Since 1909 Congress has limited cash hoarding because it damages the economy. Just as the economy would collapse if everyone cashed their paychecks and stuffed greenbacks in their mattresses, so too is economic growth damaged when corporations hoard cash instead of reinvesting.
But under the 1986 law American companies pay royalties, rents, and fees to their offshore subsidiaries, using accounting alchemy to convert profits into expenses. As long as those profits are held in so-called deferral accounts with an offshore mailing address, no taxes are due.
You would get the same deal if Congress let you take a deduction for every dollar in your right pocket that you moved to your left pocket and kept there.
The next part, though, is even more perverse: the multinationals buy the Treasury bonds that the federal government sells because it didn’t collect those corporate taxes right away. The government then pays these multinationals interest on their deferred taxes.
Do this for long enough and the magic of compound interest will result in more money than the value of the taxes owed, which are eroded by inflation. In effect Uncle Sam loans these companies their taxes at 0 percent interest and then pays them interest on the loan. If you could get a bank to do that for you when you buy a house, after three decades with no payments you would have enough money to pay the bank the deferred purchase price and enjoy three to four times the house’s price in cash.
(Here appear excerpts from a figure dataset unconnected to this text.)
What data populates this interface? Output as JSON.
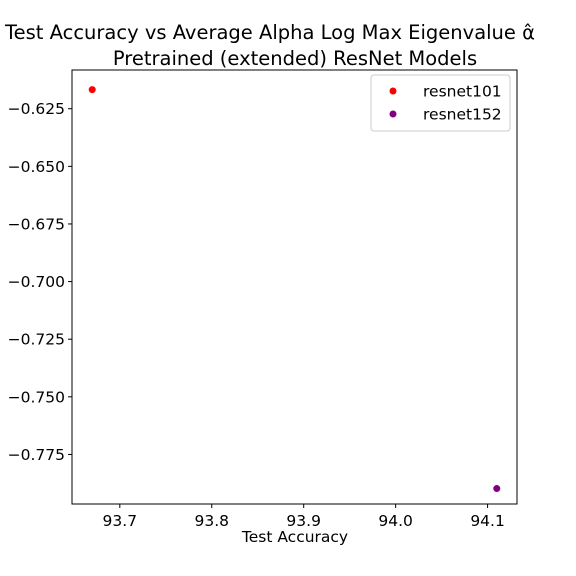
{
  "chart_data": {
    "type": "scatter",
    "title_line1": "Test Accuracy vs Average Alpha Log Max Eigenvalue",
    "title_symbol": "α̂",
    "title_line2": "Pretrained (extended) ResNet Models",
    "xlabel": "Test Accuracy",
    "ylabel": "",
    "xlim": [
      93.648,
      94.132
    ],
    "ylim": [
      -0.7965,
      -0.6082
    ],
    "xticks": [
      93.7,
      93.8,
      93.9,
      94.0,
      94.1
    ],
    "xtick_labels": [
      "93.7",
      "93.8",
      "93.9",
      "94.0",
      "94.1"
    ],
    "yticks": [
      -0.625,
      -0.65,
      -0.675,
      -0.7,
      -0.725,
      -0.75,
      -0.775
    ],
    "ytick_labels": [
      "−0.625",
      "−0.650",
      "−0.675",
      "−0.700",
      "−0.725",
      "−0.750",
      "−0.775"
    ],
    "grid": false,
    "legend_position": "top-right",
    "series": [
      {
        "name": "resnet101",
        "color": "#ff0000",
        "points": [
          {
            "x": 93.67,
            "y": -0.6167
          }
        ]
      },
      {
        "name": "resnet152",
        "color": "#800080",
        "points": [
          {
            "x": 94.11,
            "y": -0.7898
          }
        ]
      }
    ]
  }
}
Of course, no banker is dumb enough to give you that deal. But Congress gives it to multinationals like Apple and GE and to billionaires like Warren Buffett every day. So when their shareholder reports indicate that they paid a tiny percentage of their profits in taxes, they really made a profit and paid Uncle Sam a small fee on their profits from deferring payment.
Here’s the good news buried in that outrage: These huge corporate deferral accounts can be tapped to pay for investments that will move us away from extreme inequality, generate millions of new jobs, and create future wealth through basic research and improved infrastructure.
The 2004 American Jobs Creation Act gave multinationals an 85 percent discount on offshore profits brought home. When the proposal was being discussed, proponents said it would create 660,000 jobs. But as soon as the law took effect its biggest beneficiary, Pfizer, started firing 40,000 workers. Pfizer escaped about $10 billion in taxes. Like some other companies, Pfizer used the tax savings to buy back its own stock, which increased the value of stock options held by executives.
Instead of letting companies bring this offshore money home after paying little or no tax, as Congress did in 2004, those deferrals can be ended in a way that will stimulate the economy.